In het kader van het toezicht op de juiste uitvoering van de gemeentelijke registratietaken, waarop in hoofdstuk 6 van deze toelichting is ingegaan, beschikt de Minister van Infrastructuur en Milieu op basis van (bijlage I bij de) de Gemeentewet reeds over de mogelijkheid van indeplaatsstelling.
Zoals in hoofdstuk 2 van deze toelichting reeds is vermeld, vormt het voorliggende voorstel een neerslag van zaken die tijdens de brede evaluatie van de huidige wet naar voren zijn gekomen en waarover ook door het BAG BAO advies is uitgebracht. De in het voorstel verwerkte keuzes zijn eveneens aan het BAG BAO voorgelegd en hebben als vertaling van de resultaten uit de evaluatie instemming gekregen van dat overlegplatform. Aan de daarbij gedane suggestie om, ten behoeve van flexibiliteit in regelgeving, termijnregelingen niet in de wet op te nemen maar op een (voor gelijksoortige termijnen gelijk) lager niveau te regelen, is gevolg gegeven op de wijze zoals in paragraaf 5.2.4 van deze toelichting beschreven.

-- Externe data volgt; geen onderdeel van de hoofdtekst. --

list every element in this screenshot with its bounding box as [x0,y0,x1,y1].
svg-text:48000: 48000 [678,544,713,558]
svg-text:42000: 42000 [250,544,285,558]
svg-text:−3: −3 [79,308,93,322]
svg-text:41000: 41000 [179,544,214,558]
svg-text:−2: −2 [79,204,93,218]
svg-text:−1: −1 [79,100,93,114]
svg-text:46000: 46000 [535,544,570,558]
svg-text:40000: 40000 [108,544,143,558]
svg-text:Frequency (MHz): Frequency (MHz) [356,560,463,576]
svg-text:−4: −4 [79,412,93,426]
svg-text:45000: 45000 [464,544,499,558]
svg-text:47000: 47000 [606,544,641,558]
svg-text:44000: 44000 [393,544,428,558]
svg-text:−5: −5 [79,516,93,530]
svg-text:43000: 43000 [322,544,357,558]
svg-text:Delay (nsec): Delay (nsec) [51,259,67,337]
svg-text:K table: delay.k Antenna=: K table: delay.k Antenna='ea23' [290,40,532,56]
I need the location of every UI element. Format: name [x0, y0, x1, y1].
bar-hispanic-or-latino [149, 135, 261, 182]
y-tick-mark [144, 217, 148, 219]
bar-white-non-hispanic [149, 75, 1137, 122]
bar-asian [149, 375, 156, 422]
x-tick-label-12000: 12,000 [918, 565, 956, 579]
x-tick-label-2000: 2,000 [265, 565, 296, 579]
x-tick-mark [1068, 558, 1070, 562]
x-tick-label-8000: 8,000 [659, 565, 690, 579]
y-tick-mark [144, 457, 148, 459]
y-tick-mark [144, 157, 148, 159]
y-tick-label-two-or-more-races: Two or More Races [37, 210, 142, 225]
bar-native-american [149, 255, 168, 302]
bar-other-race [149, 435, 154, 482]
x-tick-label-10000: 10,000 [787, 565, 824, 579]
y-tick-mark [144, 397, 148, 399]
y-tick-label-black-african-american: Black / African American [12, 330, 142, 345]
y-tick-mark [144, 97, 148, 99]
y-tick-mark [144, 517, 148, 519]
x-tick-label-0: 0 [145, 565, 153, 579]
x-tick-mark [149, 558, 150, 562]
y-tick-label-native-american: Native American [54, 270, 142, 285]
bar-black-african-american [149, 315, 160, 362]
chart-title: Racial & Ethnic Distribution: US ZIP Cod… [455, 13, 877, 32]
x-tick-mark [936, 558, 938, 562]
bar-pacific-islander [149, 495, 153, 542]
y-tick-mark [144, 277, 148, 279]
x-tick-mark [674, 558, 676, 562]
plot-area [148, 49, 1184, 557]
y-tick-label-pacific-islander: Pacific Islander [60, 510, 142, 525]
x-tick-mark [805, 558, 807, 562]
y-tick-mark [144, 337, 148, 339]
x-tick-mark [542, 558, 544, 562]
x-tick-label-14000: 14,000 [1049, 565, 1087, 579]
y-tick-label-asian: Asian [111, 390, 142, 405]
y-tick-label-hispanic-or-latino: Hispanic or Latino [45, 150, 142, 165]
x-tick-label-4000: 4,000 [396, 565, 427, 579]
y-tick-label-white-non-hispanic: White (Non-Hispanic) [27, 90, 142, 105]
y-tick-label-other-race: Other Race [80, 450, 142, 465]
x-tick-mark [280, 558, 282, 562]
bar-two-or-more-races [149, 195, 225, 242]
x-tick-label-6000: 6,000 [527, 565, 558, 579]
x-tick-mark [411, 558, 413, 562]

Het voorstel is afgestemd met andere betrokken departementen. Met het Ministerie van Binnenlandse Zaken en Koninkrijksrelaties heeft afstemming plaatsgevonden in verband met de rol van de BAG binnen het stelsel van basisregistraties en in het kader van open data-beleid. Met het Ministerie van Onderwijs, Cultuur en Wetenschap is de relatie met de Archiefwet 1995 afgestemd. Met het Ministerie van Financiën is het financiële aspect afgestemd.
De Vereniging Nederlandse Gemeenten heeft met het voorstel ingestemd. Zij geeft aan dat gemeenten voldoende zijn toegerust om de Wet bag uit te blijven voeren.
Aangezien het voorstel geen gevolgen heeft voor burgers en bedrijven, is afgezien van een internetconsultatie. Dat is in lijn met het kabinetsstandpunt inzake internetconsultatie.6
Invoering van de voorgestelde aanpassingen van het wetsvoorstel beoogt geen wijziging aan te brengen in de inhoud van de registratie en de daaraan gestelde kwaliteitseisen. Met het vervallen van de verplichting tot het bijhouden van registers van brondocumenten, hebben gemeenten voorts meer vrijheid in de wijze van inrichting van hun registratieproces, zonder dat dit een noodzaak meebrengt tot onmiddellijke aanpassing van dat proces. Met de bestaande registers wordt ook aan de volgens het voorstel gewijzigde Wet bag voldaan. Voor de toepassing van de voorgestelde aanpassingen van de Wet bag is dan ook geen overgangsrecht nodig.
Artikel I
Onderdelen A, onder 1, 2 en 4, C, D, J, L, M, N, P, onder 2, onder a, S, T, U, V, W, Y, Z, BB, DD en HH
De definities van «adressenregister» en «gebouwenregister» kunnen vervallen in verband met het vervallen van de verplichting om registers van brondocumenten te voeren en dus het vervallen van voorschriften ten aanzien van deze registers. Afzonderlijke (fysieke) registers worden niet meer vereist; de wet beoogt enkel dat de registratie op orde is. De definities van «adressenregistratie» en «gebouwenregistratie» kunnen eveneens vervallen, aangezien er in artikel 2 één geïntegreerde basisregistratie adressen en gebouwen wordt voorzien in plaats van twee onderscheiden registraties (zie onderdeel B). Wanneer de genoemde definities vervallen, worden de overblijvende onderdelen van artikel 1 verletterd. In het huidige onderdeel e van artikel 1 (na inwerkingtreding van dit wetsvoorstel onderdeel c), wordt ten behoeve van de eenvoud de basisregistratie adressen en gebouwen afgekort tot «basisregistratie» via een verwijzing naar artikel 2, zoals dat wordt voorgesteld (zie onderdeel B). Opname van een inhoudelijke definitie van het begrip in de definitiebepaling wordt niet langer nodig geacht, omdat het begrip basisregistratie inmiddels voldoende bekendheid heeft gekregen.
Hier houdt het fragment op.